Au contraire, l’être accompli, bien enraciné, n’a ni trop chaud ni trop froid. Il sait adapter sa réponse car Dieu a mis en nous cette faculté de répondre au froid comme à la chaleur, à la facilité comme à la difficulté, à la naissance comme à la mort. Dieu a placé en l’humain cette disposition, cette capacité de pouvoir s'accomplir peu importe le contexte car notre accomplissement dépend en réalité du texte que l’on produit et non du contexte autour de nous.
 
 

LE CONTEXTE EST COMME UN PARCHEMIN

Un jour, nous avons fait un exercice. Nous avons donné des crayons, des stylos et des supports d’écriture différents à plusieurs personnes. L’un avait un noir, l’autre un rouge ou un vert. Certains avaient des stylos à encre de très bonne qualité, d’autres des crayons. Et le support allait du meilleur papier de très bonne qualité jusqu’au mouchoir en papier ou au bout de carton. Aussi, certains ont eu des cahiers de 200 pages, d’autres de 12 pages.
 
La consigne était : écrivez quelque chose de bien, écrivez ce qu’il y a dans votre cœur avec les moyens du bord sachant que vous ne pouvez pas les échanger. Vous avez 15 minutes pour produire quelque chose.
 
Ce sont les enfants qui ont le mieux réussi. L’un d’entre eux avait juste un crayon cassé, et comme support, du sable. Il a compris l’exercice et a réalisé un chef d'œuvre, alors que c’était celui qui avait les moyens les plus limités. Il s’en est servi comme d’un bâton et a dessiné des cercles, un arbre, tout un dessin magnifique… Alors que la personne qui a le moins réussi est celle qui avait le plus gros cahier et le plus beau stylo.

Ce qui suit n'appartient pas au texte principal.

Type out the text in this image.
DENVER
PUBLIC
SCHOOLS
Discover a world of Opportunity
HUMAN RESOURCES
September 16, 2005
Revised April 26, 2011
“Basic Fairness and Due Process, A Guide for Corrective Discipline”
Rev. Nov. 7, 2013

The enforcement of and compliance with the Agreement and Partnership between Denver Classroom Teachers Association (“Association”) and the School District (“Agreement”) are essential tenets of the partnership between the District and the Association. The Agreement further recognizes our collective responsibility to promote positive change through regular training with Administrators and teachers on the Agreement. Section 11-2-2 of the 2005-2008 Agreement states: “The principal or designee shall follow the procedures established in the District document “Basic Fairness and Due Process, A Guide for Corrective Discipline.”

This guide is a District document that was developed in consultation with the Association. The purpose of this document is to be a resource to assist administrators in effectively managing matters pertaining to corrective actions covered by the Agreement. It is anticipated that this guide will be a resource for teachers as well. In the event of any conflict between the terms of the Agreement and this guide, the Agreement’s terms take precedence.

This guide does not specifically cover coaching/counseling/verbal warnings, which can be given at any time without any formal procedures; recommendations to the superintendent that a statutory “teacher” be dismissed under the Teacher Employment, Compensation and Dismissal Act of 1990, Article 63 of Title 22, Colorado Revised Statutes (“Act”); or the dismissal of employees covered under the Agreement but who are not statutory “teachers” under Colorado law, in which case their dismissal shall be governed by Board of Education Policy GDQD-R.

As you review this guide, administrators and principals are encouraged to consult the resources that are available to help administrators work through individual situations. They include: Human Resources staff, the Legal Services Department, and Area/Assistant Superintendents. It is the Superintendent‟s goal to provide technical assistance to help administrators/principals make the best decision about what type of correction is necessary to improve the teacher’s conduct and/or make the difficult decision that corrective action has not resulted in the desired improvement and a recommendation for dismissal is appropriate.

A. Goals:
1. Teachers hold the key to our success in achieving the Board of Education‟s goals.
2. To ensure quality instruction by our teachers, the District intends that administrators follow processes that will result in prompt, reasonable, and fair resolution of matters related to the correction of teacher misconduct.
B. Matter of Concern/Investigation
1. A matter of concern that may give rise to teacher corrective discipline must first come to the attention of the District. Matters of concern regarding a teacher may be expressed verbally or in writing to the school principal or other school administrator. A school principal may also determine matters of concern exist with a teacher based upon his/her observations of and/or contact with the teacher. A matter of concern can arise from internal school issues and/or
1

Syndrome de la page blanche, elle n’a rien écrit. Même pas un seul mot. Elle est restée bloquée.
 
C’est une belle illustration du destin et du fait que l’accumulation des facteurs de réussite extérieurs n’est pas gage d’accomplissement en réalité. Argent, famille stable et équilibrée, bon endroit, conditions idéales etc... Rien de tout cela n’est déterminant pour l’être qui vit les choses. Le seul facteur de réussite sur lequel il faut s’appuyer, c’est ton harmonie avec le contexte, ta gratitude envers ce que Dieu te donne. Le facteur de réussite principal est cette motivation de faire quelque chose de bien et de beau. Si tu n’as pas cette motivation, tu vas produire une page blanche même avec le plus beau cahier et le plus beau stylo plume alors que l’enfant avec un morceau de bois et du sable a su créer quelque chose de fabuleux.
 
Ainsi, voilà le choix que nous devons faire : vivre ou subir. Est-ce qu’on vit notre vie, dans le contexte que Dieu nous a donné, ou est-ce qu'on la subit ? Il y a deux tendances, deux réactions, deux réponses possibles à n’importe quel contexte que Dieu nous donne. Est-ce que je l’accepte et je cherche à m’accomplir à travers la réponse que je donne à ce contexte-là ? Ou je le refuse et je cherche à le compléter, le changer, en le contournant et évitant de travailler sur moi-même ?
 
Choisir entre vivre et subir, c'est choisir entre s’accomplir dans le contexte et s'accomplir par le contexte.